“My husband and I, who are both educators (…), made a decision that we were only going to talk about work for an hour and by 4 o'clock it was done. And if you tried to bring it up you couldn't. You got till 4 o'clock. We hold each other accountable.”
“You're not opening that computer up on the weekend. What's done is done. If it can't get graded, it can't get graded. ‘Oh, Miss Villa, did you grade that?’ Did you hand it in on time? If you didn't hand it in on time, I'm not grading it. I don't answer emails over the weekend. I have a life.”
“I don't have to do work on the weekend because I stay up late during the week. I do sacrifice my week. I stay up late. I work late because I don't want no one to touch my Saturday and Sunday. That's for my sons, my husband and me and my friends. That's it.”
“But it's a decision because the thoughts come in. I can be watching Netflix and go, ‘Oh, my God! That would be a perfect clip to to watch with my kids!’ But I'm not allowed to say it, even if it comes in my head. I'm not allowed to tell my husband.”
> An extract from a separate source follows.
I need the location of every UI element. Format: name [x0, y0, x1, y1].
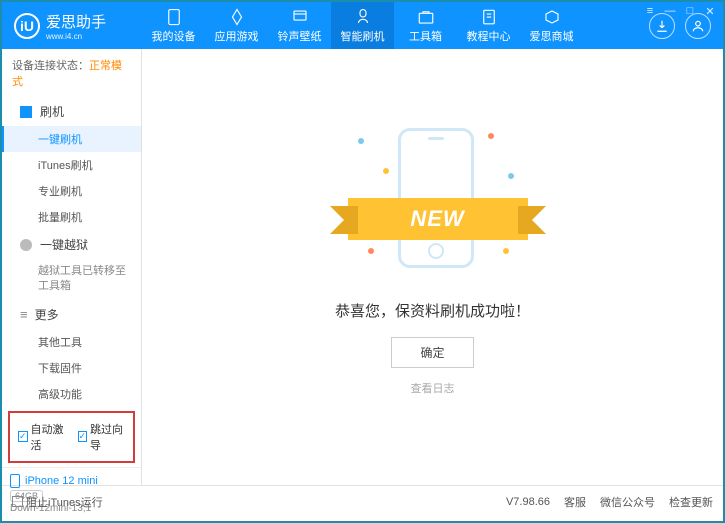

“Teaching is an art form. You should be able to go into everybody's different room and just see a different painting, a different canvas, a different style. So it's always going. But you have to make the decision to have boundaries and having someone that holds you accountable to that—having those friends in that life, that friend, or that that sibling, or someone that is going to call you on Saturday and be like, ‘What you're doing?’ ‘Well, I'm working on…’ ‘No, you're not. No, you're not. You're coming out.’”
“You’ve got to snap yourself out of it. It is. It is a decision that I make, and me and my husband, we keep each other accountable.”